Aujourd’hui, les équipes de l’IMA entendent redoubler d’efforts pour relever les défis actuels à travers des projets ambitieux visant à rapprocher la production intellectuelle et artistique arabe du lectorat français.

La situation n’est pas entièrement sombre, souligne le poète et diplomate irakien, évoquant les résultats de l’Institut en matière de fréquentation. Entre 2024 et fin 2025, l’IMA a accueilli près de 1,7 million de visiteurs, et certaines expositions initialement prévues pour deux mois ont été prolongées jusqu’à neuf mois, afin de répondre à une forte demande du public.

Cependant, une crise financière chronique pèse sur l’institution et interpelle les pays arabes quant à la nécessité d’une prise de conscience accrue de l’importance de son rôle.

Malgré cela, de grands projets restent en cours, notamment la recherche de financements privés pour la traduction de la création littéraire arabe, ainsi que la préparation d’une revue destinée à publier des anthologies traduites d’auteurs arabes.

Dans cette dynamique, les initiatives de l’IMA s’inscrivent dans un long processus engagé notamment par Farouk Mardam-Bey, qui a repris un projet initié par l’éditeur français Pierre Bernard (1940-1995), connu pour son intérêt marqué pour l’islam, le soufisme et la culture arabe.

Fondateur de la collection Sindbad, celui-ci a, dès 1972, contribué à la publication de traductions d’écrivains majeurs tels que Naguib Mahfouz, Tayeb Salih, Badr Chaker Assayab ou encore Adonis.

Cette collection, soutenue par le penseur français Jacques Berque, a comblé un vide considérable, rappelle Mardam-Bey, à une époque où le public français ne connaissait guère que “Le Livre des Jours” de Taha Hussein et “Journal d’un substitut de campagne” de Tawfiq al-Hakim.

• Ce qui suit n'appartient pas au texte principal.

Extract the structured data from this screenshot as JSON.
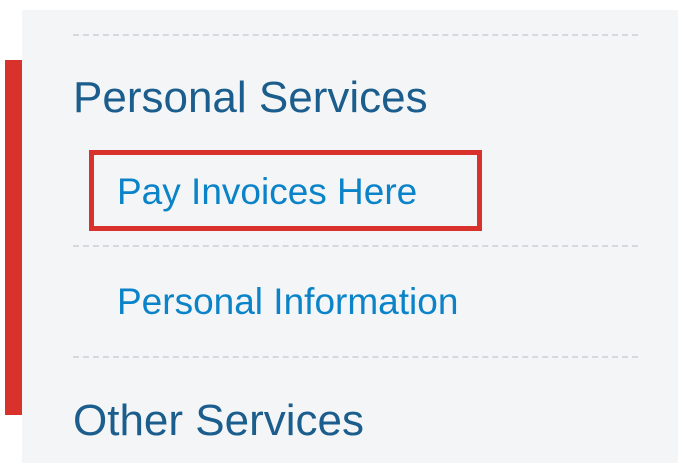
{
  "colors": {
    "accent": "#d9312b",
    "heading": "#1b5d8c",
    "link": "#0a83c8",
    "panel_bg": "#f4f5f7",
    "divider": "#d6d8dc"
  },
  "sidebar": {
    "sections": [
      {
        "heading": "Personal Services",
        "items": [
          {
            "label": "Pay Invoices Here",
            "highlighted": true
          },
          {
            "label": "Personal Information",
            "highlighted": false
          }
        ]
      },
      {
        "heading": "Other Services",
        "items": []
      }
    ]
  }
}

Parmi les réussites de cette expérience éditoriale parisienne, Farouk Mardam-Bey cite notamment la large diffusion des traductions du poète palestinien Mahmoud Darwich, qui continuent de rencontrer un vif succès auprès des lecteurs francophones. De même, la vente de 300.000 exemplaires de “L’Immeuble Yacoubian” d’Alaa Al-Aswany constitue un cas exceptionnel.

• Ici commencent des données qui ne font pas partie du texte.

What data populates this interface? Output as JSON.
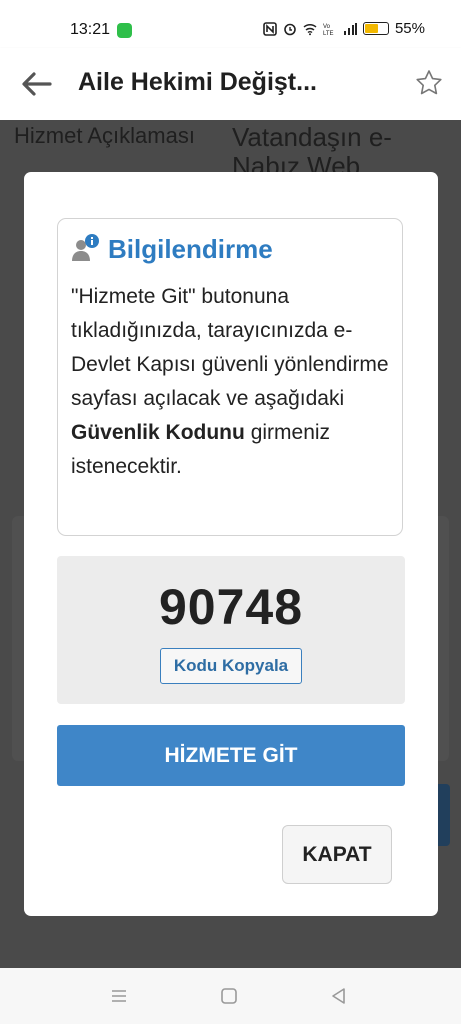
{
  "status_bar": {
    "time": "13:21",
    "battery_percent": "55%",
    "icons": [
      "message-icon",
      "nfc-icon",
      "alarm-icon",
      "wifi-icon",
      "volte-icon",
      "signal-icon",
      "battery-icon"
    ]
  },
  "app_bar": {
    "title": "Aile Hekimi Değişt...",
    "back_icon": "arrow-left-icon",
    "favorite_icon": "star-outline-icon"
  },
  "background": {
    "label": "Hizmet Açıklaması",
    "value": "Vatandaşın e-Nabız Web"
  },
  "dialog": {
    "info": {
      "icon": "user-info-icon",
      "title": "Bilgilendirme",
      "text_before": "\"Hizmete Git\" butonuna tıkladığınızda, tarayıcınızda e-Devlet Kapısı güvenli yönlendirme sayfası açılacak ve aşağıdaki",
      "text_bold": "Güvenlik Kodunu",
      "text_after": "girmeniz istenecektir."
    },
    "code": "90748",
    "copy_label": "Kodu Kopyala",
    "go_label": "HİZMETE GİT",
    "close_label": "KAPAT"
  },
  "nav_bar": {
    "items": [
      "menu-icon",
      "home-icon",
      "back-triangle-icon"
    ]
  },
  "colors": {
    "accent": "#3f86c8",
    "title_blue": "#2e7cc1",
    "overlay": "#4a4a4a"
  }
}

Toutefois, le constat demeure que la publication d’œuvres arabes, et plus particulièrement maghrébines, continue de poser problème, estime El Maâti Kabbal, qui appelle à encourager les éditeurs français à publier davantage les œuvres d’auteurs et de chercheurs du Maghreb.

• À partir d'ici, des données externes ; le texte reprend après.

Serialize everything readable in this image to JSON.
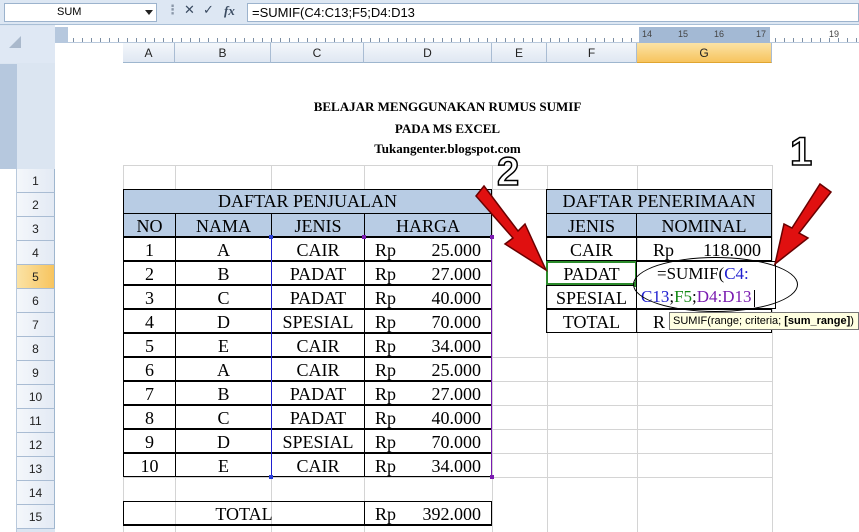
{
  "formula_bar": {
    "name_box": "SUM",
    "cancel_glyph": "✕",
    "enter_glyph": "✓",
    "fx_label": "fx",
    "formula": "=SUMIF(C4:C13;F5;D4:D13"
  },
  "ruler": {
    "numbers": [
      "14",
      "15",
      "16",
      "17",
      "19"
    ]
  },
  "columns": [
    "A",
    "B",
    "C",
    "D",
    "E",
    "F",
    "G"
  ],
  "selected_column": "G",
  "rows": [
    "1",
    "2",
    "3",
    "4",
    "5",
    "6",
    "7",
    "8",
    "9",
    "10",
    "11",
    "12",
    "13",
    "14",
    "15"
  ],
  "selected_row": "5",
  "page_header": {
    "line1": "BELAJAR MENGGUNAKAN RUMUS SUMIF",
    "line2": "PADA MS EXCEL",
    "line3": "Tukangenter.blogspot.com"
  },
  "sales_table": {
    "title": "DAFTAR PENJUALAN",
    "headers": [
      "NO",
      "NAMA",
      "JENIS",
      "HARGA"
    ],
    "rows": [
      {
        "no": "1",
        "nama": "A",
        "jenis": "CAIR",
        "rp": "Rp",
        "harga": "25.000"
      },
      {
        "no": "2",
        "nama": "B",
        "jenis": "PADAT",
        "rp": "Rp",
        "harga": "27.000"
      },
      {
        "no": "3",
        "nama": "C",
        "jenis": "PADAT",
        "rp": "Rp",
        "harga": "40.000"
      },
      {
        "no": "4",
        "nama": "D",
        "jenis": "SPESIAL",
        "rp": "Rp",
        "harga": "70.000"
      },
      {
        "no": "5",
        "nama": "E",
        "jenis": "CAIR",
        "rp": "Rp",
        "harga": "34.000"
      },
      {
        "no": "6",
        "nama": "A",
        "jenis": "CAIR",
        "rp": "Rp",
        "harga": "25.000"
      },
      {
        "no": "7",
        "nama": "B",
        "jenis": "PADAT",
        "rp": "Rp",
        "harga": "27.000"
      },
      {
        "no": "8",
        "nama": "C",
        "jenis": "PADAT",
        "rp": "Rp",
        "harga": "40.000"
      },
      {
        "no": "9",
        "nama": "D",
        "jenis": "SPESIAL",
        "rp": "Rp",
        "harga": "70.000"
      },
      {
        "no": "10",
        "nama": "E",
        "jenis": "CAIR",
        "rp": "Rp",
        "harga": "34.000"
      }
    ],
    "total_label": "TOTAL",
    "total_rp": "Rp",
    "total_value": "392.000"
  },
  "receipt_table": {
    "title": "DAFTAR PENERIMAAN",
    "headers": [
      "JENIS",
      "NOMINAL"
    ],
    "rows": [
      {
        "jenis": "CAIR",
        "rp": "Rp",
        "nominal": "118.000"
      },
      {
        "jenis": "PADAT"
      },
      {
        "jenis": "SPESIAL"
      },
      {
        "jenis": "TOTAL",
        "rp": "R"
      }
    ]
  },
  "editing_formula": {
    "part1": "=SUMIF(",
    "ref1a": "C4:",
    "ref1b": "C13",
    "sep1": ";",
    "ref2": "F5",
    "sep2": ";",
    "ref3": "D4:D13"
  },
  "tooltip": {
    "plain": "SUMIF(range; criteria; ",
    "bold": "[sum_range]",
    "end": ")"
  },
  "callouts": {
    "one": "1",
    "two": "2"
  },
  "colors": {
    "header_fill": "#b8cce4",
    "selection": "#2a8a2a",
    "arrow": "#e01010",
    "ref_blue": "#2020d0",
    "ref_green": "#118811",
    "ref_purple": "#7a1bb0"
  }
}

Il souligne à ce propos l’émergence d’une nouvelle génération postérieure aux figures pionnières telles qu’Ahmed Sefrioui, Mohamed Dib ou Kateb Yacine, laquelle mérite de trouver un véritable espace de dialogue avec l’imaginaire du lectorat français.

Kabbal n’hésite pas à affirmer que le marché culturel français valorise parfois des auteurs surmédiatisés au détriment d’autres, moins connus mais plus talentueux, soutenant que les textes traitant du terrorisme et de l’extrémisme suscitent un intérêt particulier, dans la mesure où ils confortent certaines représentations négatives dominantes de l’homme et de la société arabes en Occident.

Les intervenants s’accordent à reconnaître que les difficultés de diffusion de la culture arabe en France ne sauraient occulter la montée en puissance de la présence arabe, incarnée par des générations successives issues de l’immigration, porteuses de leurs identités et engagées dans l’expression de leurs voix, celles d’une mémoire arabe profondément enracinée.